La distinction entre déplaisir et souffrance constitue à cet égard une des pièces maîtresses de la théorie freudienne : la souffrance est en effet toujours liée à l’investissement d’une partie du corps ou d’une représentation d’objet ; en ce sens, elle représente seulement une des formes sous lesquelles le déplaisir est susceptible de se manifester. Celui-ci accompagne la simple augmentation de la tension ; et, à ce titre, il entre comme élément constitutif non seulement dans les états d’affect mais également dans ceux de désir. Être sensible au déplaisir équivaut ainsi à prendre conscience de la présence de « motifs contraignants » (zwangsartige Motive) au sein du système psychique.

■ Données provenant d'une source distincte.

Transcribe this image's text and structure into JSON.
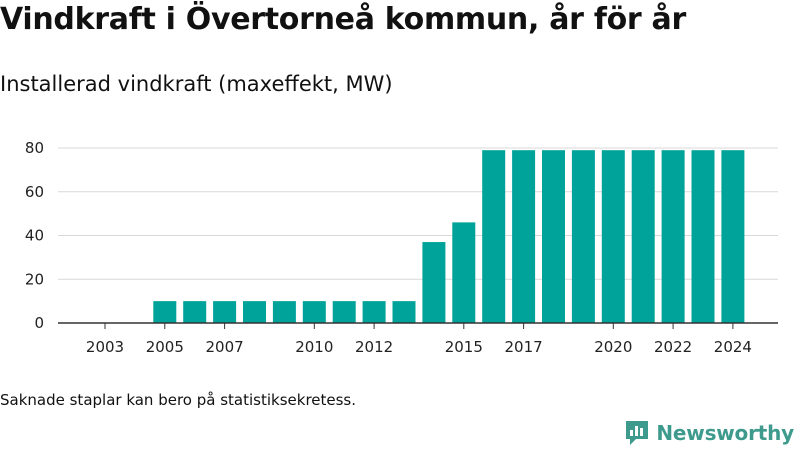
{
  "title": "Vindkraft i Övertorneå kommun, år för år",
  "subtitle": "Installerad vindkraft (maxeffekt, MW)",
  "footnote": "Saknade staplar kan bero på statistiksekretess.",
  "brand": {
    "name": "Newsworthy",
    "icon": "newsworthy-logo-icon",
    "color": "#3d9a8c"
  },
  "colors": {
    "bar": "#00a39a",
    "grid": "#d9d9d9",
    "axis": "#333333"
  },
  "chart_data": {
    "type": "bar",
    "title": "Vindkraft i Övertorneå kommun, år för år",
    "subtitle": "Installerad vindkraft (maxeffekt, MW)",
    "xlabel": "",
    "ylabel": "",
    "ylim": [
      0,
      80
    ],
    "yticks": [
      0,
      20,
      40,
      60,
      80
    ],
    "grid": true,
    "legend": "none",
    "categories": [
      "2003",
      "2004",
      "2005",
      "2006",
      "2007",
      "2008",
      "2009",
      "2010",
      "2011",
      "2012",
      "2013",
      "2014",
      "2015",
      "2016",
      "2017",
      "2018",
      "2019",
      "2020",
      "2021",
      "2022",
      "2023",
      "2024"
    ],
    "xtick_labels": [
      "2003",
      "2005",
      "2007",
      "2010",
      "2012",
      "2015",
      "2017",
      "2020",
      "2022",
      "2024"
    ],
    "values": [
      null,
      null,
      10,
      10,
      10,
      10,
      10,
      10,
      10,
      10,
      10,
      37,
      46,
      79,
      79,
      79,
      79,
      79,
      79,
      79,
      79,
      79
    ]
  }
}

Toute théorie complète du déplaisir exigerait que soit expliquée la forme particulière revêtue par celui-ci dans des états aussi différents que la douleur, le deuil, l’angoisse, la colère ou l’extrême joie. Cette théorie se trouvant jusqu’à présent seulement esquissée, il importe d’abord de suivre les moments constitutifs de l’expérience du déplaisir.